The crate intentionally avoids hidden middleware stacks, global state, or implicit error handling. All control flow is explicit and type-driven.
Core Types
- [
Server]: A thin wrapper around Hyper that accepts TCP connections and dispatches HTTP requests to a handler. - [
Handler]: An asynchronous function-like trait that processes inputs and shared state. - [
Flow]: A control-flow type used to model continuation or early exit. - [
Request] and [Response]: Lightweight HTTP request/response types.
Control Flow Model
Instead of using Result<T, E> for request handling, this crate uses
[Flow<C, E>]:
- [
Flow::Continue] represents successful continuation. - [
Flow::Exit] represents an intentional early exit.
An exit is not necessarily an error; it is simply a signal that no further handlers should run and a response should be returned immediately.

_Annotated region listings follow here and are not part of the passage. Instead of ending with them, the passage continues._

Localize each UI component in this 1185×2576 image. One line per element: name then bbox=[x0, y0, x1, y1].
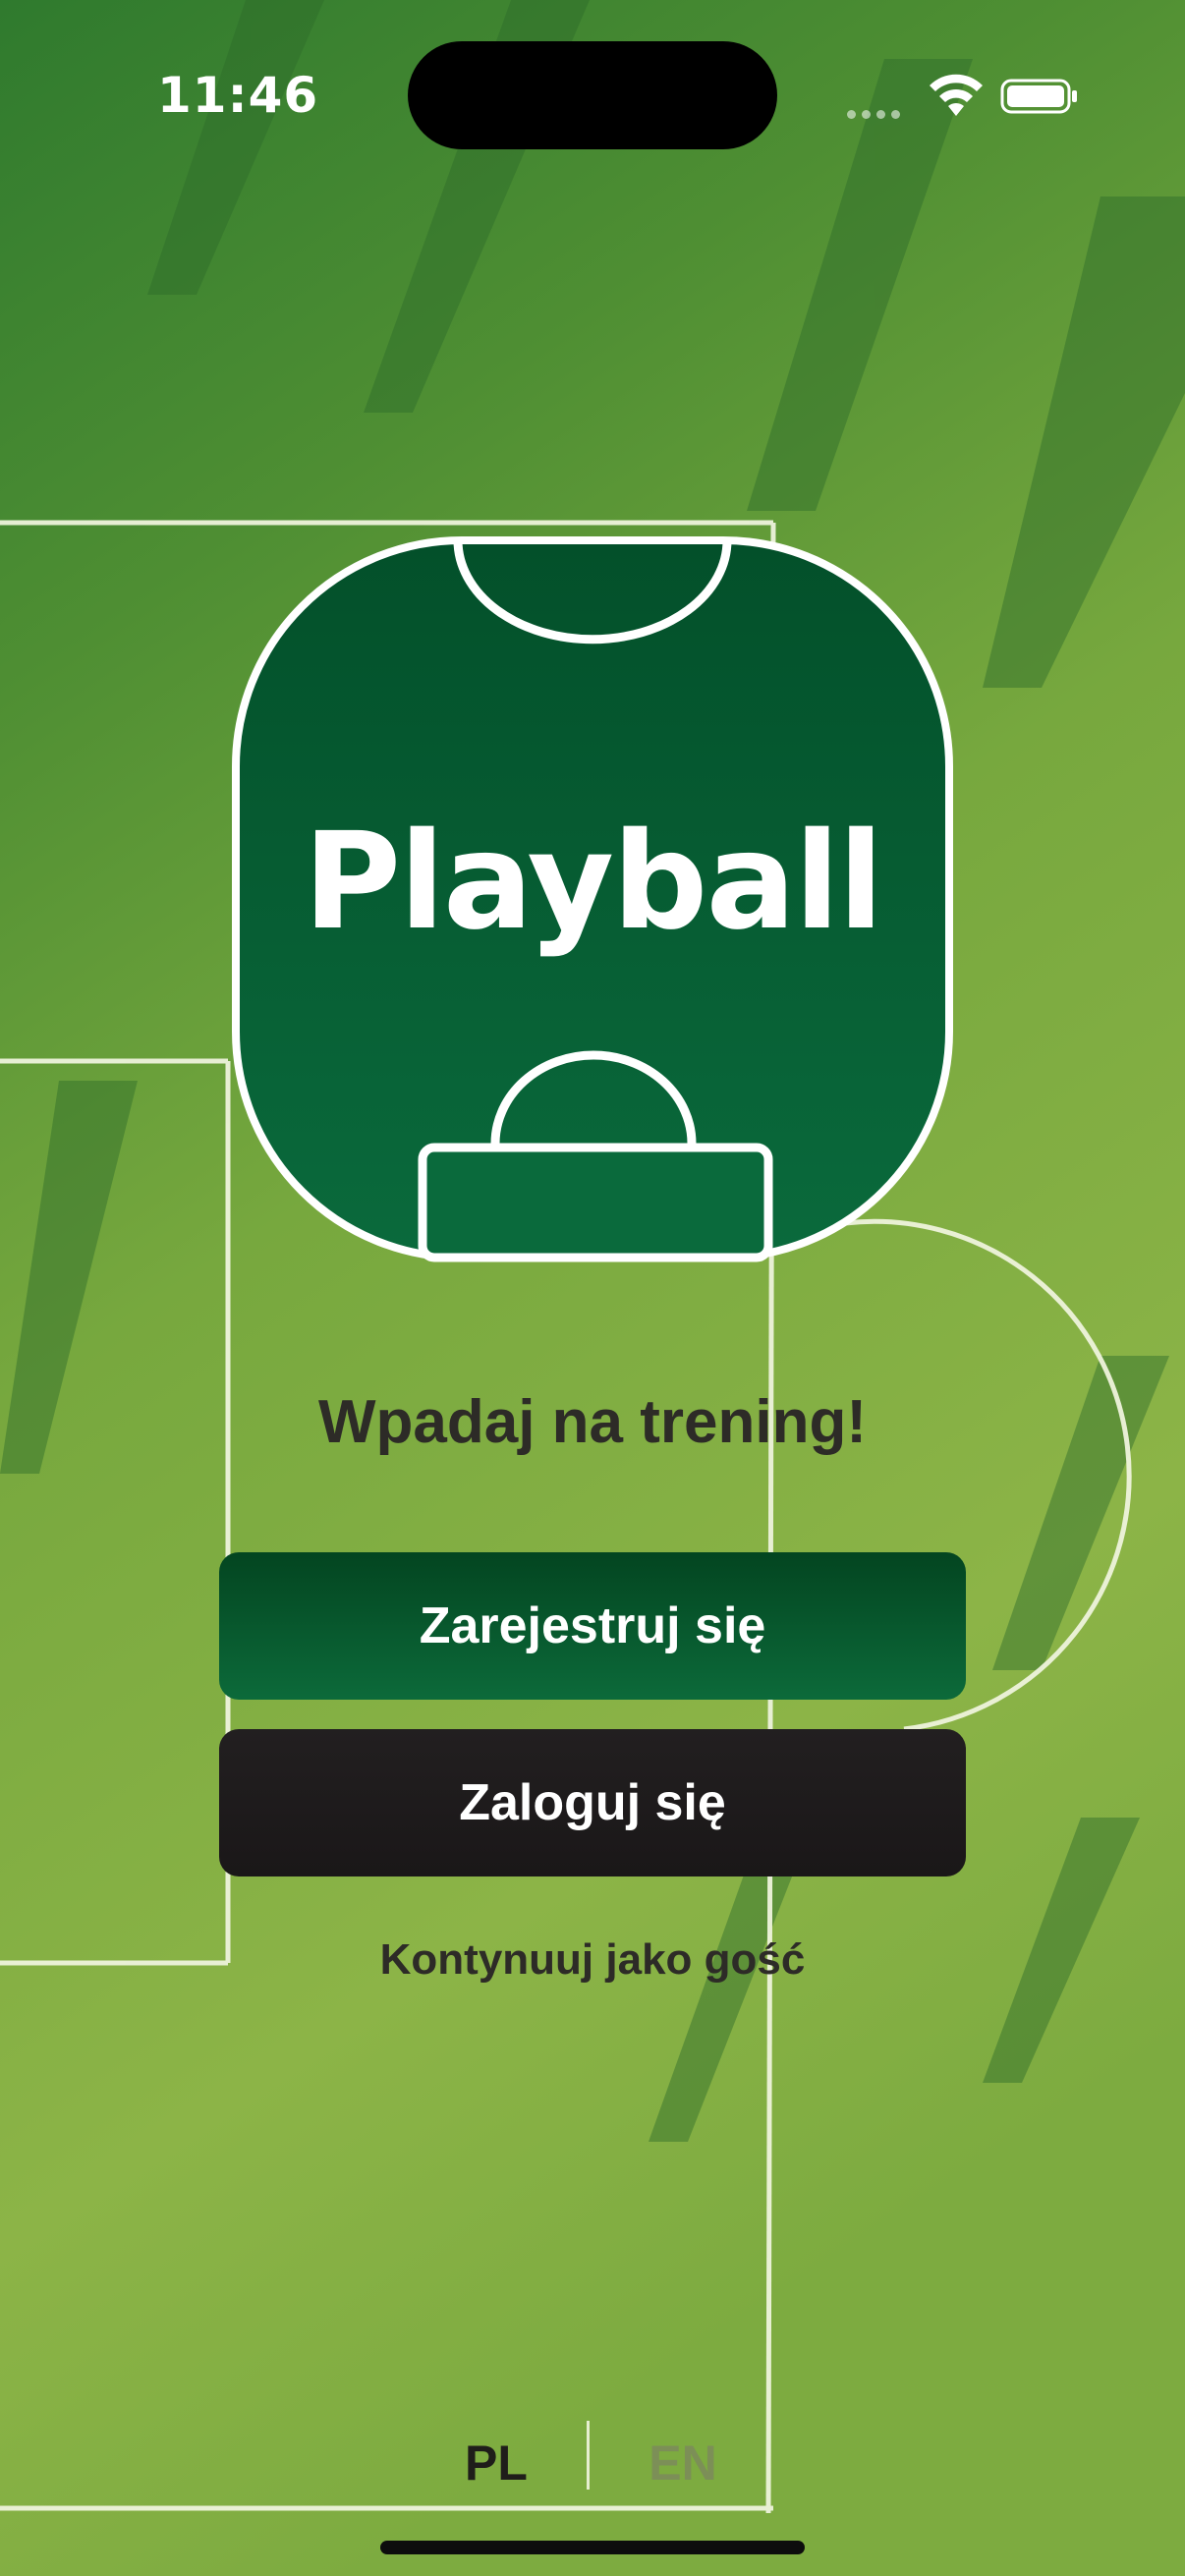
language-option-pl[interactable]: PL bbox=[452, 2435, 540, 2492]
cellular-signal-icon bbox=[847, 104, 906, 123]
status-bar: 11:46 bbox=[0, 0, 1185, 149]
login-button[interactable]: Zaloguj się bbox=[219, 1729, 966, 1876]
dynamic-island bbox=[408, 41, 777, 149]
logo-title: Playball bbox=[303, 805, 884, 960]
register-button[interactable]: Zarejestruj się bbox=[219, 1552, 966, 1700]
battery-icon bbox=[1000, 79, 1077, 114]
tagline: Wpadaj na trening! bbox=[318, 1388, 867, 1456]
language-option-en[interactable]: EN bbox=[639, 2435, 727, 2492]
language-divider bbox=[587, 2421, 590, 2490]
wifi-icon bbox=[930, 74, 983, 116]
continue-as-guest-link[interactable]: Kontynuuj jako gość bbox=[0, 1935, 1185, 1985]
status-time: 11:46 bbox=[157, 67, 319, 124]
home-indicator bbox=[380, 2541, 805, 2554]
pitch-background bbox=[0, 0, 1185, 2576]
app-logo: Playball bbox=[230, 534, 955, 1263]
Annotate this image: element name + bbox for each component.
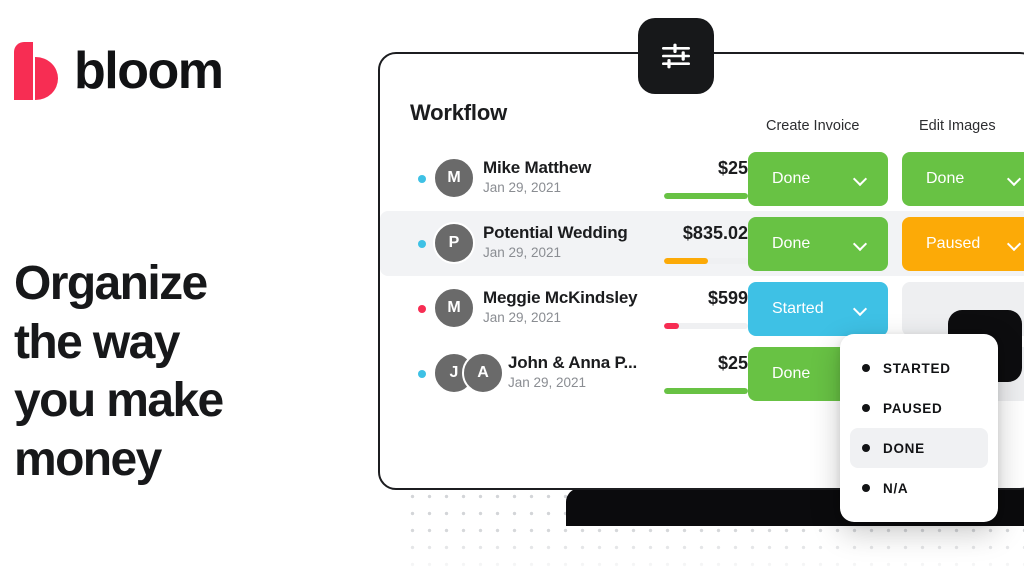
column-header-edit-images: Edit Images bbox=[919, 118, 996, 134]
headline-line-1: Organize bbox=[14, 257, 208, 310]
row-progress-bar bbox=[664, 258, 748, 264]
page-root: bloom Organize the way you make money Wo… bbox=[0, 0, 1024, 576]
row-date: Jan 29, 2021 bbox=[508, 375, 587, 391]
row-progress-fill bbox=[664, 258, 708, 264]
table-row[interactable]: M Meggie McKindsley Jan 29, 2021 $599 Starte… bbox=[380, 276, 1024, 341]
status-button-edit-images[interactable]: Paused bbox=[902, 217, 1024, 271]
chevron-down-icon bbox=[854, 303, 866, 315]
avatar-group: JA bbox=[433, 352, 504, 394]
logo-stem bbox=[14, 42, 33, 100]
headline-line-3: you make bbox=[14, 374, 224, 428]
row-status-dot bbox=[418, 175, 426, 183]
status-button-label: Done bbox=[926, 170, 965, 187]
avatar-group: M bbox=[433, 157, 475, 199]
row-amount: $835.02 bbox=[682, 223, 748, 243]
row-identity: Meggie McKindsley Jan 29, 2021 bbox=[483, 287, 638, 329]
row-status-dot bbox=[418, 305, 426, 313]
row-progress-fill bbox=[664, 193, 748, 199]
headline-line-2: the way bbox=[14, 315, 180, 369]
bloom-b-icon bbox=[14, 42, 58, 100]
chevron-down-icon bbox=[854, 173, 866, 185]
status-button-label: Done bbox=[772, 235, 811, 252]
row-identity: John & Anna P... Jan 29, 2021 bbox=[508, 352, 637, 394]
headline-line-4: money bbox=[14, 432, 162, 486]
bullet-icon bbox=[862, 404, 870, 412]
table-row[interactable]: M Mike Matthew Jan 29, 2021 $25 Done Done bbox=[380, 146, 1024, 211]
bullet-icon bbox=[862, 364, 870, 372]
row-amount: $25 bbox=[717, 158, 748, 178]
avatar: A bbox=[462, 352, 504, 394]
row-progress-fill bbox=[664, 388, 748, 394]
status-button-label: Started bbox=[772, 300, 824, 317]
page-title: Organize the way you make money bbox=[14, 255, 354, 489]
row-progress-fill bbox=[664, 323, 680, 329]
row-name: Meggie McKindsley bbox=[483, 288, 638, 307]
row-date: Jan 29, 2021 bbox=[483, 245, 562, 261]
avatar: M bbox=[433, 287, 475, 329]
chevron-down-icon bbox=[1008, 238, 1020, 250]
menu-item-label: PAUSED bbox=[883, 400, 943, 416]
row-status-dot bbox=[418, 370, 426, 378]
status-button-create-invoice[interactable]: Done bbox=[748, 217, 888, 271]
row-amount: $599 bbox=[707, 288, 748, 308]
status-button-label: Done bbox=[772, 170, 811, 187]
brand-logo: bloom bbox=[14, 42, 224, 100]
avatar-group: P bbox=[433, 222, 475, 264]
menu-item[interactable]: STARTED bbox=[850, 348, 988, 388]
row-name: Potential Wedding bbox=[483, 223, 628, 242]
row-date: Jan 29, 2021 bbox=[483, 310, 562, 326]
row-progress-bar bbox=[664, 193, 748, 199]
chevron-down-icon bbox=[1008, 173, 1020, 185]
row-progress-bar bbox=[664, 388, 748, 394]
avatar: P bbox=[433, 222, 475, 264]
row-identity: Mike Matthew Jan 29, 2021 bbox=[483, 157, 591, 199]
status-button-edit-images[interactable]: Done bbox=[902, 152, 1024, 206]
sliders-icon bbox=[662, 43, 690, 69]
workflow-title: Workflow bbox=[410, 100, 507, 125]
row-name: Mike Matthew bbox=[483, 158, 592, 177]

Because [Flow] implements the ? operator, early exits can be propagated
ergonomically through handler chains.
Handler Composition
Handlers can be chained using [Handler::then]:
let handler = authenticate
.then(authorize)
.then(handle_request);
Each handler receives the output of the previous one. If any handler exits early, the remaining handlers are skipped and the exit value is returned as a response.
Example
async fn handler(req: Request, state: AppState) -> Flow<Response, Error> {
if !state.ready {
return Flow::Exit(Error::ServiceUnavailable);
}
Flow::Continue(Response::ok())
}
This handler can be passed directly to [Server] without additional adapters.
Design Goals
- Make control flow explicit and visible in types
- Keep abstractions small and composable
- Avoid conflating errors with HTTP responses
- Stay close to standard library and Hyper concepts
This crate is not a batteries-included web framework. It is a foundation for building one, or for embedding HTTP handling into larger systems.